The change from token payment to the Charliecard system required closing the Blue Line level of the station from June 24 to July 1, 2006. A new between-levels elevator was completed in 2010 in lieu of replacing the existing elevator. The reconstruction of the station was substantially completed in 2011, with a ribbon-cutting ceremony on May 26. The final project cost was $68.3 million, of which about $12 million was design and land acquisition. In October 2011, a 1904 plaque that marked the completion of the East Boston Tunnel was reinstalled in the station.

On June 24, 2019, the MBTA Board awarded a $29.7 million, 16-month contract for full cleaning, wayfinding signage replacement, and other improvements at North Station, Haymarket, State, and Downtown Crossing stations.
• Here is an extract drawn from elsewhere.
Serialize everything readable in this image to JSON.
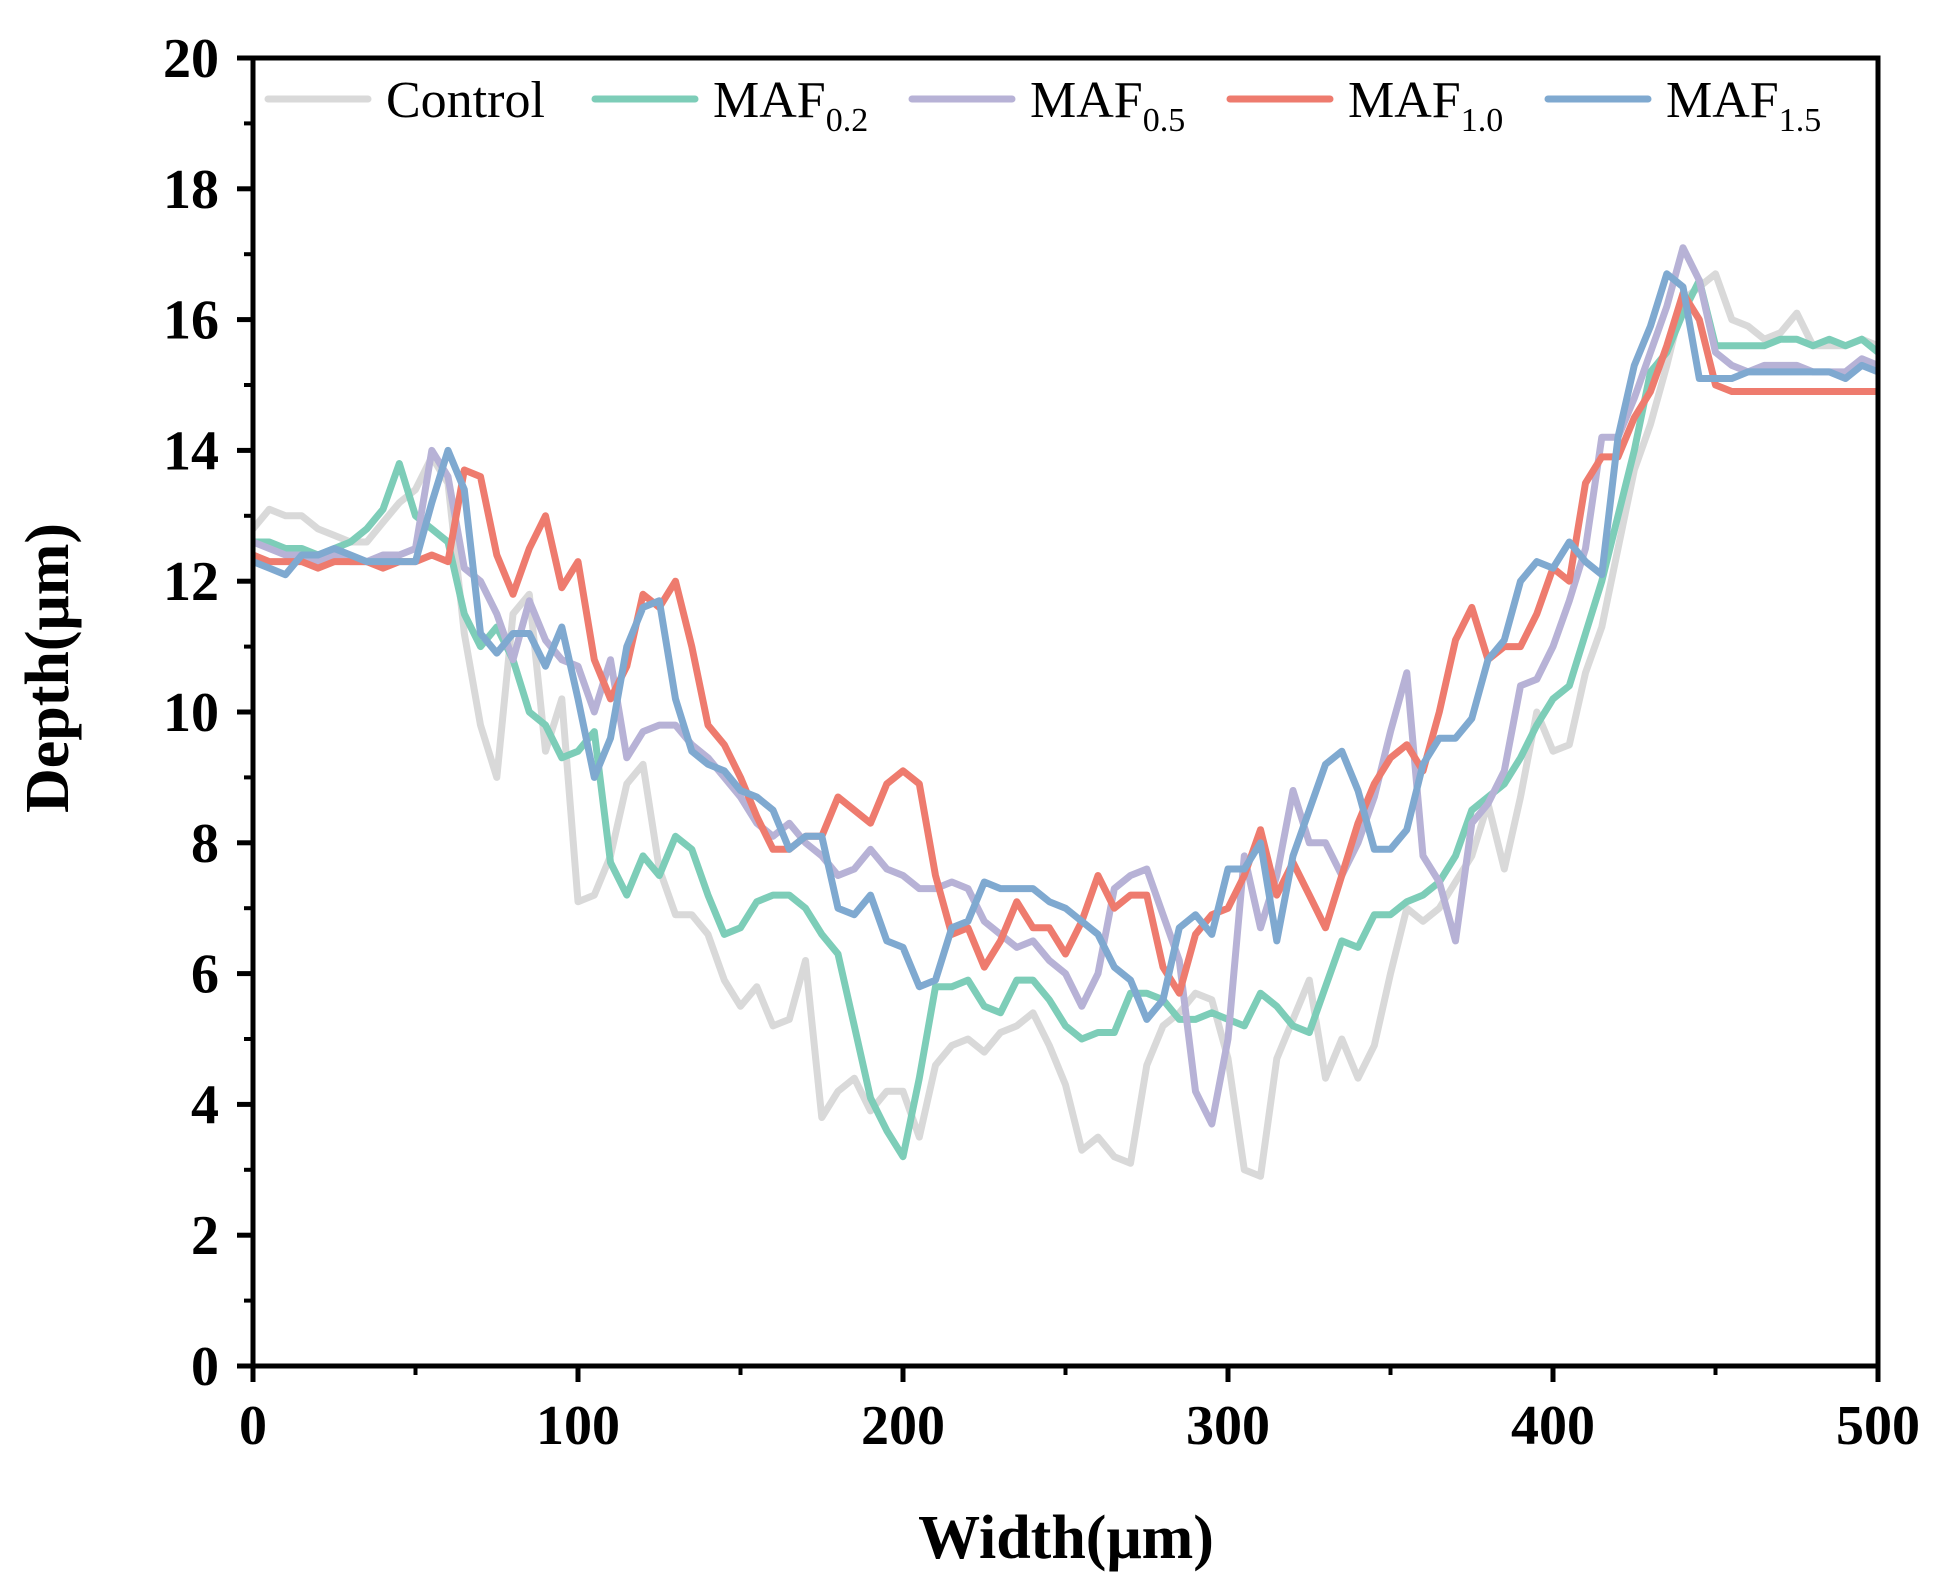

The work was completed in June 2021. The entire Orange Line, including the Orange Line platforms at State station, was closed from August 19 to September 18, 2022, during maintenance work. A "Charlie Service Center" for MBTA customer service opened near the Old South Meeting House entrance on July 29, 2024, replacing the former CharlieCard Store at Downtown Crossing station.

In May 2020, the MBTA awarded a $8.7 million design contract for accessibility renovations at State and . The work at State includes two elevators at the City Hall entrance, replacements of two existing elevators, and renovation of the Milk Street entrance. Design work reached 30% completion in 2021 and 75% completion in 2022. In a separate project, the original between-levels elevator was replaced in situ in 2023.